Pareceu-me conveniente escrever ainda jovem minhas memórias. Tinha certa idade quando “Carlos” me falou que, já velho, o tempo roubara-lhe da mente certas nostalgias e detalhes importantes. Por isso empenhei-me em pegar minha pena e desenhar minha vida, o que vivi e um pouco mais dos vinte e um anos, que ainda não tive de fato, mas que serão minhas memórias. Aqui começo: vinte e um anos e nove meses de espera para ver a luz (verdade que ainda tento clarear o meu dia). Aos nove anos pensei que poderia ser uma grande escritora. Troquei minhas bonecas por livros, papel e caneta. Iniciei a saga. Aos doze anos minha primeira paixão. Como eram puros os olhares, as mãos, os sorrisos. Aos quinze anos o que seria o meu primeiro beijo.

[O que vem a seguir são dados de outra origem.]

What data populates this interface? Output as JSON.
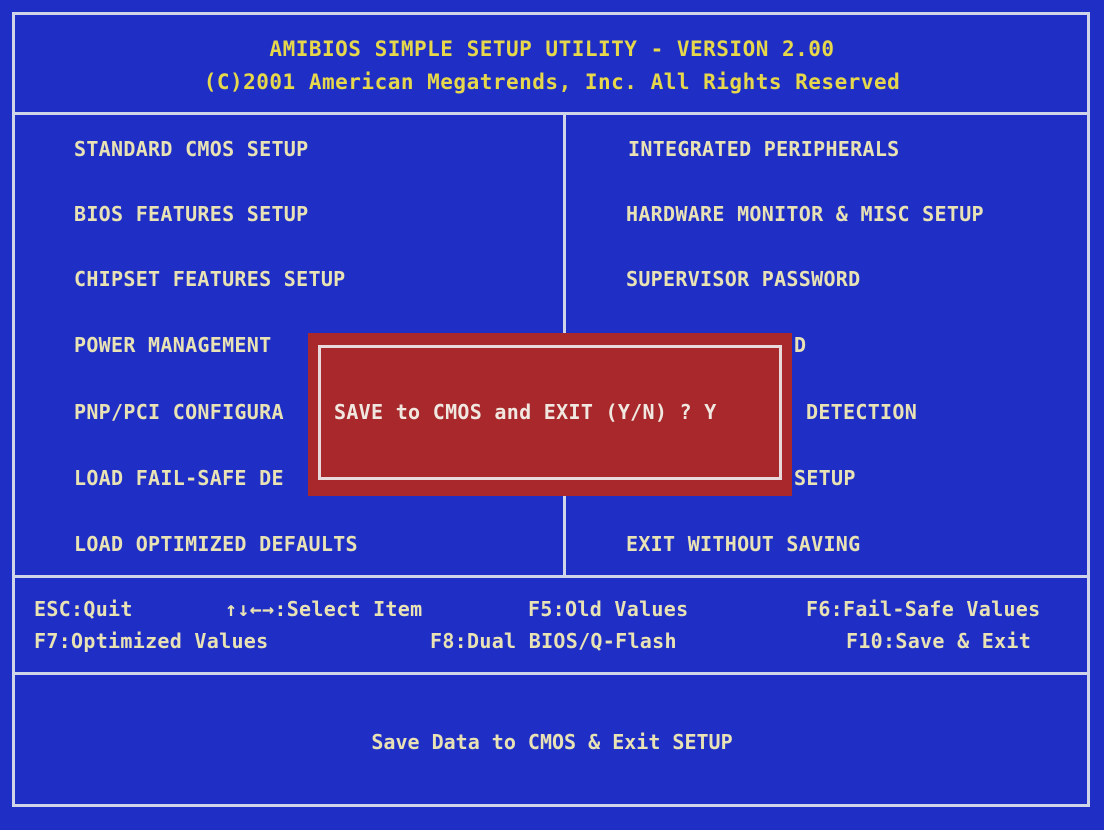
{
  "header": {
    "title": "AMIBIOS SIMPLE SETUP UTILITY - VERSION 2.00",
    "copyright": "(C)2001 American Megatrends, Inc. All Rights Reserved"
  },
  "menu_left": [
    "STANDARD CMOS SETUP",
    "BIOS FEATURES SETUP",
    "CHIPSET FEATURES SETUP",
    "POWER MANAGEMENT",
    "PNP/PCI CONFIGURA",
    "LOAD FAIL-SAFE DE",
    "LOAD OPTIMIZED DEFAULTS"
  ],
  "menu_right": [
    "INTEGRATED PERIPHERALS",
    "HARDWARE MONITOR & MISC SETUP",
    "SUPERVISOR PASSWORD",
    "D",
    "DETECTION",
    "SETUP",
    "EXIT WITHOUT SAVING"
  ],
  "keys": {
    "esc": "ESC:Quit",
    "select": "↑↓←→:Select Item",
    "f5": "F5:Old Values",
    "f6": "F6:Fail-Safe Values",
    "f7": "F7:Optimized Values",
    "f8": "F8:Dual BIOS/Q-Flash",
    "f10": "F10:Save & Exit"
  },
  "status_hint": "Save Data to CMOS & Exit SETUP",
  "dialog": {
    "prompt": "SAVE to CMOS and EXIT (Y/N) ? Y"
  }
}
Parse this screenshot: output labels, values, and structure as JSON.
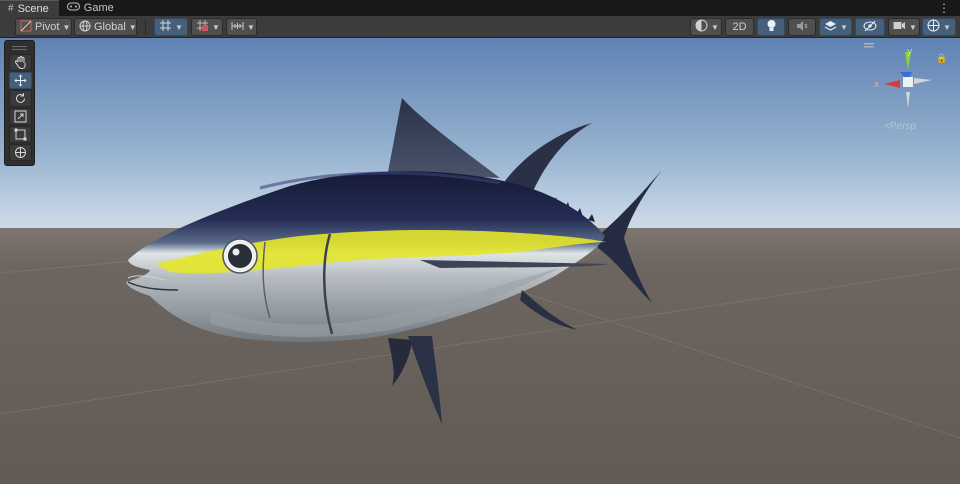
{
  "tabs": [
    {
      "label": "Scene",
      "icon": "scene-grid-icon",
      "active": true
    },
    {
      "label": "Game",
      "icon": "gamepad-icon",
      "active": false
    }
  ],
  "toolbar": {
    "pivot_label": "Pivot",
    "global_label": "Global",
    "twod_label": "2D"
  },
  "tools": [
    {
      "name": "hand-tool",
      "icon": "hand-icon",
      "active": false
    },
    {
      "name": "move-tool",
      "icon": "move-arrows-icon",
      "active": true
    },
    {
      "name": "rotate-tool",
      "icon": "rotate-icon",
      "active": false
    },
    {
      "name": "scale-tool",
      "icon": "scale-icon",
      "active": false
    },
    {
      "name": "rect-tool",
      "icon": "rect-transform-icon",
      "active": false
    },
    {
      "name": "transform-tool",
      "icon": "transform-icon",
      "active": false
    }
  ],
  "gizmo": {
    "x_label": "x",
    "y_label": "y",
    "projection_label": "Persp",
    "colors": {
      "x": "#d93a3a",
      "y": "#8ad43a",
      "z": "#3a6fd9"
    }
  },
  "scene": {
    "sky_top": "#6b8cb8",
    "sky_horizon": "#c9d8e6",
    "ground": "#6b625c",
    "fish_back": "#1c2244",
    "fish_stripe": "#e3e62a",
    "fish_belly": "#b9bfc4"
  }
}
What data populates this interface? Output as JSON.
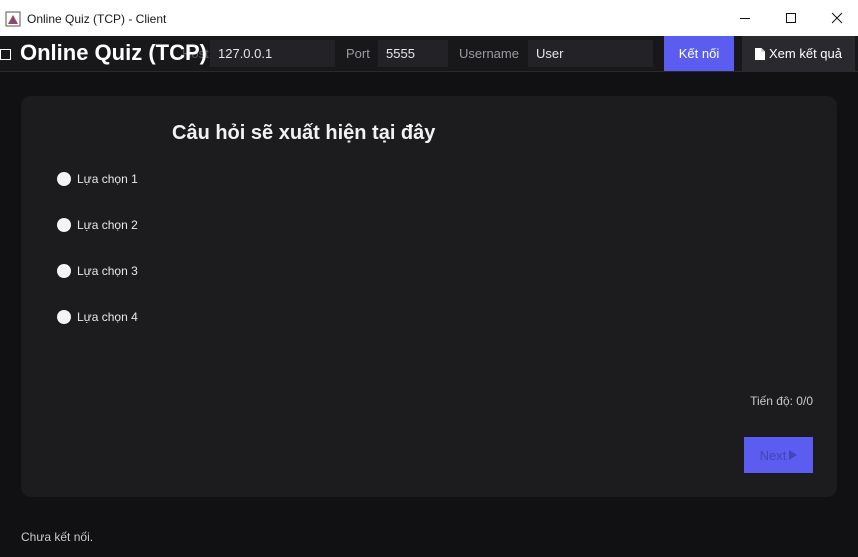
{
  "window": {
    "title": "Online Quiz (TCP) - Client",
    "icons": {
      "minimize": "minimize-icon",
      "maximize": "maximize-icon",
      "close": "close-icon"
    }
  },
  "toolbar": {
    "heading": "Online Quiz (TCP)",
    "host_label": "Host",
    "host_value": "127.0.0.1",
    "port_label": "Port",
    "port_value": "5555",
    "username_label": "Username",
    "username_value": "User",
    "connect_label": "Kết nối",
    "results_label": "Xem kết quả",
    "results_icon": "document-icon"
  },
  "quiz": {
    "question": "Câu hỏi sẽ xuất hiện tại đây",
    "options": [
      {
        "label": "Lựa chọn 1"
      },
      {
        "label": "Lựa chọn 2"
      },
      {
        "label": "Lựa chọn 3"
      },
      {
        "label": "Lựa chọn 4"
      }
    ],
    "progress": "Tiến độ: 0/0",
    "next_label": "Next"
  },
  "status": {
    "text": "Chưa kết nối."
  },
  "colors": {
    "accent": "#5b5df0",
    "background": "#111113",
    "card": "#1c1c1f",
    "toolbar": "#18181b",
    "input": "#232327"
  }
}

Faltou-me a essência dos doze anos. Depois nos anos seguintes meu primeiro amor, melhor, aos dezesseis pensei ter achado meu primeiro amor. Aos dezoito anos meu quase primeiro amor, aos vinte e um vejo que ainda procuro meu primeiro amor. Mas ainda posso falar dos vinte e três, dos trinta, da minha chegada aos quarenta… Aí sim, com meu primeiro amor e dois filhos, não mais que isso. Aos sessenta e poucos anos encerro minhas memórias. Não quero viver muito, apenas o suficiente para poder “contar meus filhos, caminhar nos trilhos e limpar as ruas em que vou seguir”. Tempo em aprendi amarrar os cadarços, conheci lugares, aprendi a ouvir os pássaros e terminei meu doutorado; aquilo que faz a gente sentir-se importante. Mas é certo que quando deito minha cabeça para dormir não carrego esse titulo. Agora acho pertinente encerrar minhas memórias. Detive-me em várias páginas para escrevê-la, verdade que fui omissa em algumas coisas, afinal, não quero mostrar muito meus defeitos. Em outros pontos fui até um pouco ufanista. O importante é que ainda tem o leve cheiro “das coisas verdes”. Uma certa riqueza de minúcias que o tempo me roubaria. Quanto aos outros anos que virão, me esforçarei para cumprir minhas “memórias”.